Remediation, Policies and Procedures, Monitoring, and Training: If a firm becomes aware of violations, it should remediate by, at minimum, taking steps to ingest into its systems whatever business-related communications remain available on off-channel devices and platforms such as WhatsApp. Regardless of whether remediation is required, firms should revisit their policies and procedures to ensure they adequately address this subject and clearly reflect lessons learned from this regulatory sweep. SEC settlement orders have underscored the importance of firms proactively reviewing past requests for information or subpoenas to ensure that all relevant communications on personal phones or off-channel platforms have been captured and produced, if responsive. Settlement orders have also underscored the importance of compliance on a going-forward basis. As such, firms should ensure technological solutions are in place to not only collect business-related communications, but also to monitor them for “red flags” that may signal non-compliance with firm policies. Finally, it is critical that employees are properly trained on this subject, and firms should establish a disciplinary policy in the event of non-compliance.

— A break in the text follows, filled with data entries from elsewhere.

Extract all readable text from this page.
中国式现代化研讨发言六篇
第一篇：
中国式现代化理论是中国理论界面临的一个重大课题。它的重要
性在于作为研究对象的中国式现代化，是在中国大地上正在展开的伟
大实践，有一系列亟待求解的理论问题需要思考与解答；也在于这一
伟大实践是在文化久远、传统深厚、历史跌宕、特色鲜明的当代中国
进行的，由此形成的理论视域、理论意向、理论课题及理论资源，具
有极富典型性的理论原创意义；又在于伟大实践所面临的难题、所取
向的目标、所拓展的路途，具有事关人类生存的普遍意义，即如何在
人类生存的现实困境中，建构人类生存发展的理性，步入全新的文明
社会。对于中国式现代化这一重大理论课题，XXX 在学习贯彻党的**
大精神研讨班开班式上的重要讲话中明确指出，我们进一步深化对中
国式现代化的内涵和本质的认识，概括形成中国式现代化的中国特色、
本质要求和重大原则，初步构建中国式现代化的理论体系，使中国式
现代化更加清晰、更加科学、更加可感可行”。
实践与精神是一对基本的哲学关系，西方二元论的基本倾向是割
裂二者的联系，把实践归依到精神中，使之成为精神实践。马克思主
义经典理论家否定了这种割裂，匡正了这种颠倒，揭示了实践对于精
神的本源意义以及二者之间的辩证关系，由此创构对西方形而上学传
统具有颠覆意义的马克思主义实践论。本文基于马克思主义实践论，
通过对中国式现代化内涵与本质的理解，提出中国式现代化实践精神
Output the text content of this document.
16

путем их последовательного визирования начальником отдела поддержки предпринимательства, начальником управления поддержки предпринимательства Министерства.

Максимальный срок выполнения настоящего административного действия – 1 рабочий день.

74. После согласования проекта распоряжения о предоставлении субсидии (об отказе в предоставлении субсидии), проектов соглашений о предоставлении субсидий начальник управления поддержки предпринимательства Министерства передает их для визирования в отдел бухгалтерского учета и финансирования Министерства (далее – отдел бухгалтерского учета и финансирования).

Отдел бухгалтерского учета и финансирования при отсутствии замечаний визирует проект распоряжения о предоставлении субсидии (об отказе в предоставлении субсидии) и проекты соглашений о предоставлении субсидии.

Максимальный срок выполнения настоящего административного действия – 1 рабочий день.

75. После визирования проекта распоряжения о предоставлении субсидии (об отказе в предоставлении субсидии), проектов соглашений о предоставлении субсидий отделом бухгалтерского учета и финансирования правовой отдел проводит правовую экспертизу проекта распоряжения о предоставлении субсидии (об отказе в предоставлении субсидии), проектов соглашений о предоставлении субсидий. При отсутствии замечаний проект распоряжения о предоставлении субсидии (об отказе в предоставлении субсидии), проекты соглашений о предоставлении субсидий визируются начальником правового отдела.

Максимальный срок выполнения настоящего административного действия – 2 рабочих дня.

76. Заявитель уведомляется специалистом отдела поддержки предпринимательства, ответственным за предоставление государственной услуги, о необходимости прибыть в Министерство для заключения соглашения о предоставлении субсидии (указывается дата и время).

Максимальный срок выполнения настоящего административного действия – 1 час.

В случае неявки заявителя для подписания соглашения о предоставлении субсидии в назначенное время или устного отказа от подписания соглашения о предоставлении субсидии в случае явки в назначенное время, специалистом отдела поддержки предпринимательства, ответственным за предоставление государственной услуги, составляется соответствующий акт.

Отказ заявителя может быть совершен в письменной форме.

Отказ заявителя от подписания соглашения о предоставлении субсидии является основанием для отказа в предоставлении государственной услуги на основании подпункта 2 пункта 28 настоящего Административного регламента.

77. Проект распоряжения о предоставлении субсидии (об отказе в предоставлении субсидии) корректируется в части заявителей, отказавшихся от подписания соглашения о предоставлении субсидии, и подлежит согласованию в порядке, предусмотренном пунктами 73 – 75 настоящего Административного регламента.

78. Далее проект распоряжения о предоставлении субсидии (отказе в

Cooperation: Responding to SEC inquiries in this matter has presented unique challenges as it often requires the collection and review of the contents of employees’ personal devices, which invokes privacy concerns. It is important to pursue this process in a manner that both exhibits full cooperation with the SEC as well as sensitivity to employees’ privacy interests. Firms can begin proactively thinking about what approach would make sense for them and their employees if an inquiry is made.

As this subject remains a central focus of the SEC’s regulatory agenda, firms should consult with counsel to address the issues raised by the SEC’s ongoing investigation of off-channel communications. Taking proactive steps stands not only to bolster the strength of a firm’s compliance program, but also to improve the firm’s standing in the eyes of the SEC if it does “come calling.”